Indeks Manajer Pembelian (PMI) Manufaktur RatingDog China naik menjadi 62,1 pada bulan Februari dari 50,3 pada bulan Januari, menurut data terbaru yang dipublikasikan oleh RatingDog pada hari Senin. Angka ini lebih baik dari ekspektasi 50,1.
Sementara itu, PMI Jasa naik menjadi 56,7 pada bulan Februari, dibandingkan dengan 52,3 sebelumnya. Konsensus pasar adalah 52,3
Reaksi AUD/USD terhadap data PMI China
Pada saat penulisan, pasangan AUD/USD diperdagangkan sekitar 0,7004, turun 0,52% pada hari ini.
FAQ Dolar Australia
Salah satu faktor paling signifikan untuk Dolar Australia (AUD) adalah tingkat suku bunga yang ditetapkan oleh Reserve Bank of Australia (RBA).
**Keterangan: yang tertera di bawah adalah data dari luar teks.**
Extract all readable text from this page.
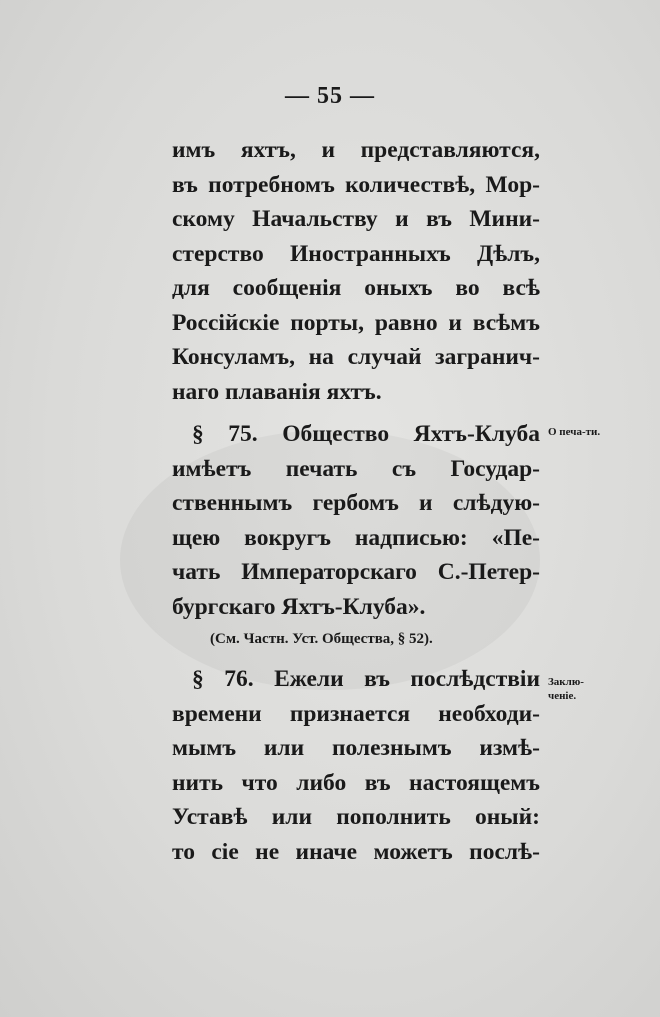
— 55 —
имъ яхтъ, и представляются,
въ потребномъ количествѣ, Мор-
скому Начальству и въ Мини-
стерство Иностранныхъ Дѣлъ,
для сообщенія оныхъ во всѣ
Россійскіе порты, равно и всѣмъ
Консуламъ, на случай загранич-
наго плаванія яхтъ.
§ 75. Общество Яхтъ-Клуба
имѣетъ печать съ Государ-
ственнымъ гербомъ и слѣдую-
щею вокругъ надписью: «Пе-
чать Императорскаго С.-Петер-
бургскаго Яхтъ-Клуба».
(См. Частн. Уст. Общества, § 52).
§ 76. Ежели въ послѣдствіи
времени признается необходи-
мымъ или полезнымъ измѣ-
нить что либо въ настоящемъ
Уставѣ или пополнить оный:
то сіе не иначе можетъ послѣ-
О печа-ти.
Заклю-ченіе.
Karena Australia adalah negara yang kaya sumber daya, pendorong utama lainnya adalah harga ekspor terbesarnya, Bijih Besi. Kesehatan ekonomi China, mitra dagang terbesarnya, juga merupakan faktor, serta inflasi di Australia, tingkat pertumbuhan dan Neraca Perdagangan. Sentimen pasar – apakah investor mengambil aset yang lebih berisiko (risk-on) atau mencari safe-haven (risk-off) – juga merupakan faktor, dengan risk-on positif untuk AUD.
Reserve Bank of Australia (RBA) mempengaruhi Dolar Australia (AUD) dengan menetapkan tingkat suku bunga yang dapat dipinjamkan oleh bank-bank Australia satu sama lain. Ini mempengaruhi tingkat suku bunga dalam ekonomi secara keseluruhan. Tujuan utama RBA adalah mempertahankan tingkat inflasi yang stabil sebesar 2-3% dengan menyesuaikan suku bunga naik atau turun. Suku bunga yang relatif tinggi dibandingkan dengan bank sentral utama lainnya mendukung AUD, dan sebaliknya untuk suku bunga yang relatif rendah. RBA juga dapat menggunakan pelonggaran kuantitatif dan pengetatan untuk mempengaruhi kondisi kredit, dengan yang pertama negatif-AUD dan yang terakhir positif-AUD.
China adalah mitra dagang terbesar Australia sehingga kesehatan ekonomi China merupakan pengaruh utama terhadap nilai Dolar Australia (AUD). Ketika ekonomi China berkinerja baik, negara ini membeli lebih banyak bahan baku, barang, dan jasa dari Australia, meningkatkan permintaan untuk AUD, dan mendorong nilainya naik. Sebaliknya terjadi ketika ekonomi China tidak tumbuh secepat yang diharapkan. Kejutan positif atau negatif dalam data pertumbuhan China, oleh karena itu, sering memiliki dampak langsung pada Dolar Australia dan pasangannya.
Bijih Besi adalah ekspor terbesar Australia, mencapai $118 miliar per tahun menurut data dari 2021, dengan China sebagai tujuan utamanya. Oleh karena itu, harga Bijih Besi dapat menjadi pendorong Dolar Australia. Secara umum, jika harga Bijih Besi naik, AUD juga naik, karena permintaan agregat untuk mata uang meningkat. Sebaliknya terjadi jika harga Bijih Besi turun. Harga Bijih Besi yang lebih tinggi juga cenderung menghasilkan kemungkinan yang lebih besar dari Neraca Perdagangan positif untuk Australia, yang juga positif untuk AUD.
Neraca Perdagangan, yang merupakan perbedaan antara apa yang diperoleh suatu negara dari ekspornya versus apa yang dibayarkan untuk impornya, adalah faktor lain yang dapat mempengaruhi nilai Dolar Australia. Jika Australia menghasilkan ekspor yang sangat dicari, maka mata uangnya akan naik nilainya murni dari surplus permintaan yang diciptakan oleh pembeli asing yang ingin membeli ekspornya dibandingkan dengan apa yang dibelanjakannya untuk membeli impor. Oleh karena itu, Neraca Perdagangan bersih yang positif memperkuat AUD, dengan efek sebaliknya jika Neraca Perdagangan negatif.